Bloomberg View Editorial Board
In recent years, Europe has grown accustomed to financial panic – but the latest scare wasn’t about Greece or Cyprus or Ireland. The cause for alarm was Italy’s troubled banks. In case you’d forgotten, Italy is the European Union’s fourth-biggest economy.
Europe as a whole has been slow to resolve its banking difficulties, but Italy especially so. The sudden selloff of Italian bank shares shows that decisive action on their nonperforming loans can’t wait any longer. Italy and its partners in the European Union are discussing a plan. They need to wrap up the talking and act.
There’s no longer any pretending that the issue is confined to smaller lenders, such as the four that Italy’s government rescued last November. Complacency of that sort ended when the European Central Bank asked six banks for more information. One was Banca Monte dei Paschi di Siena, Italy’s oldest and third-largest lender. Since the start of this year the bank’s market value halved before recovering somewhat toward the end of last week.
If Monte dei Paschi is an extreme case, it isn’t by much. Italy’s ratio of nonperforming loans, at 17 percent, is more than four times the European average (and Europe’s banks are in worse shape than America’s).
The answer is to create a “bad bank” to absorb these loans, so that the rest of the system can be restored to health and serve its essential purpose of lending in support of economic growth. The question is how to allocate the accumulated losses across the system’s various stakeholders.
The European Union has new rules that rightly require bank shareholders and creditors to carry much of this burden. It’s also insisting that Italy curb its public borrowing, limiting the scope for public subsidy. Italy’s prime minister, Matteo Renzi, has pushed back against some the European Commission’s demands.
A little more flexibility on both sides can bridge this gap. The EU would do well to remember that Renzi is trying, against strong domestic opposition, to be the pro-market, fiscally responsible reformer that Italy needs. In the larger task of reforming and modernizing Italy’s economy and governance, he’s the ally Europe wants.

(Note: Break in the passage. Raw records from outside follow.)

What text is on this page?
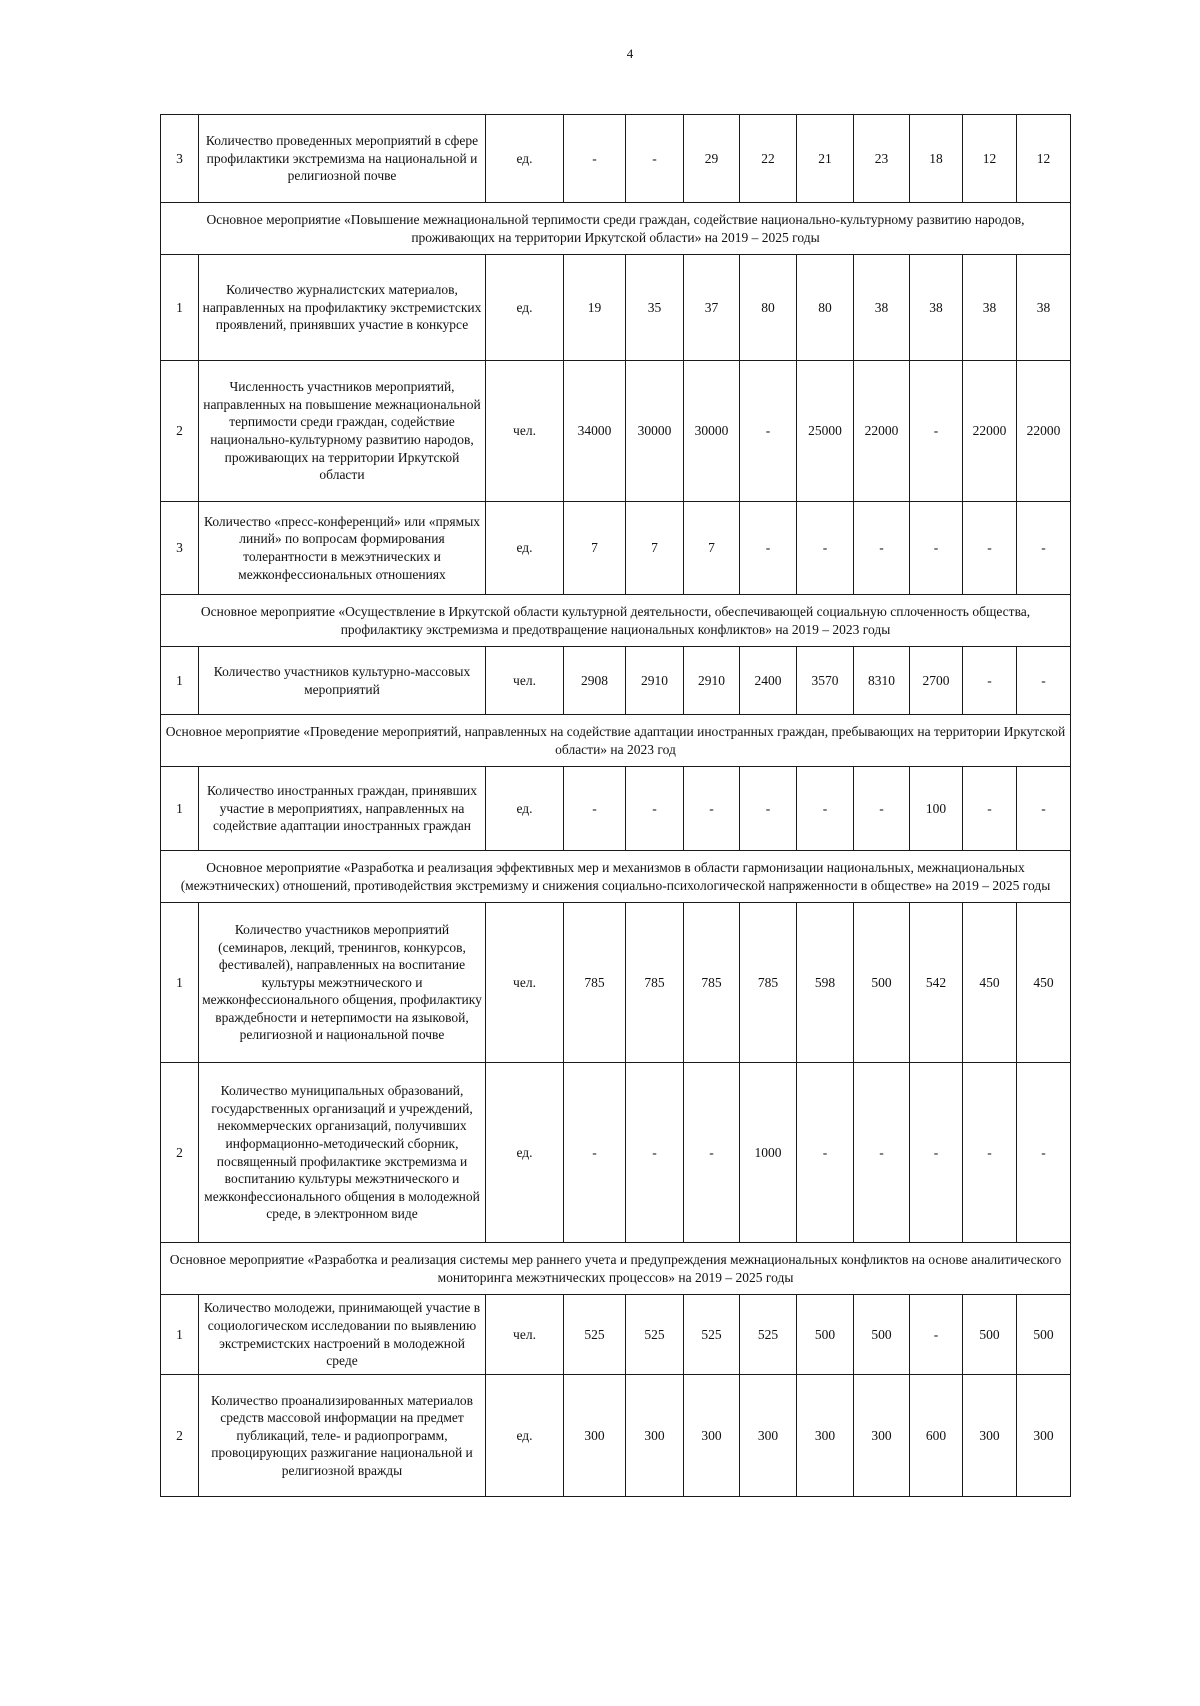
4
3	Количество проведенных мероприятий в сфере профилактики экстремизма на национальной и религиозной почве	ед.	-	-	29	22	21	23	18	12	12
Основное мероприятие «Повышение межнациональной терпимости среди граждан, содействие национально-культурному развитию народов, проживающих на территории Иркутской области» на 2019 – 2025 годы											
1	Количество журналистских материалов, направленных на профилактику экстремистских проявлений, принявших участие в конкурсе	ед.	19	35	37	80	80	38	38	38	38
2	Численность участников мероприятий, направленных на повышение межнациональной терпимости среди граждан, содействие национально-культурному развитию народов, проживающих на территории Иркутской области	чел.	34000	30000	30000	-	25000	22000	-	22000	22000
3	Количество «пресс-конференций» или «прямых линий» по вопросам формирования толерантности в межэтнических и межконфессиональных отношениях	ед.	7	7	7	-	-	-	-	-	-
Основное мероприятие «Осуществление в Иркутской области культурной деятельности, обеспечивающей социальную сплоченность общества, профилактику экстремизма и предотвращение национальных конфликтов» на 2019 – 2023 годы											
1	Количество участников культурно-массовых мероприятий	чел.	2908	2910	2910	2400	3570	8310	2700	-	-
Основное мероприятие «Проведение мероприятий, направленных на содействие адаптации иностранных граждан, пребывающих на территории Иркутской области» на 2023 год											
1	Количество иностранных граждан, принявших участие в мероприятиях, направленных на содействие адаптации иностранных граждан	ед.	-	-	-	-	-	-	100	-	-
Основное мероприятие «Разработка и реализация эффективных мер и механизмов в области гармонизации национальных, межнациональных (межэтнических) отношений, противодействия экстремизму и снижения социально-психологической напряженности в обществе» на 2019 – 2025 годы											
1	Количество участников мероприятий (семинаров, лекций, тренингов, конкурсов, фестивалей), направленных на воспитание культуры межэтнического и межконфессионального общения, профилактику враждебности и нетерпимости на языковой, религиозной и национальной почве	чел.	785	785	785	785	598	500	542	450	450
2	Количество муниципальных образований, государственных организаций и учреждений, некоммерческих организаций, получивших информационно-методический сборник, посвященный профилактике экстремизма и воспитанию культуры межэтнического и межконфессионального общения в молодежной среде, в электронном виде	ед.	-	-	-	1000	-	-	-	-	-
Основное мероприятие «Разработка и реализация системы мер раннего учета и предупреждения межнациональных конфликтов на основе аналитического мониторинга межэтнических процессов» на 2019 – 2025 годы											
1	Количество молодежи, принимающей участие в социологическом исследовании по выявлению экстремистских настроений в молодежной среде	чел.	525	525	525	525	500	500	-	500	500
2	Количество проанализированных материалов средств массовой информации на предмет публикаций, теле- и радиопрограмм, провоцирующих разжигание национальной и религиозной вражды	ед.	300	300	300	300	300	300	600	300	300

Further delay would be dangerous. Italy has a vibrant business community and excellent long-term prospects, but an unrepaired financial system puts them in jeopardy. The last thing the rest of Europe needs is a worsening crisis in one of its largest economies, just as the EU and its central bank are struggling to revive demand and avoid the trap of deflation.
Italy and Europe need to come to terms on bank reform, and quickly.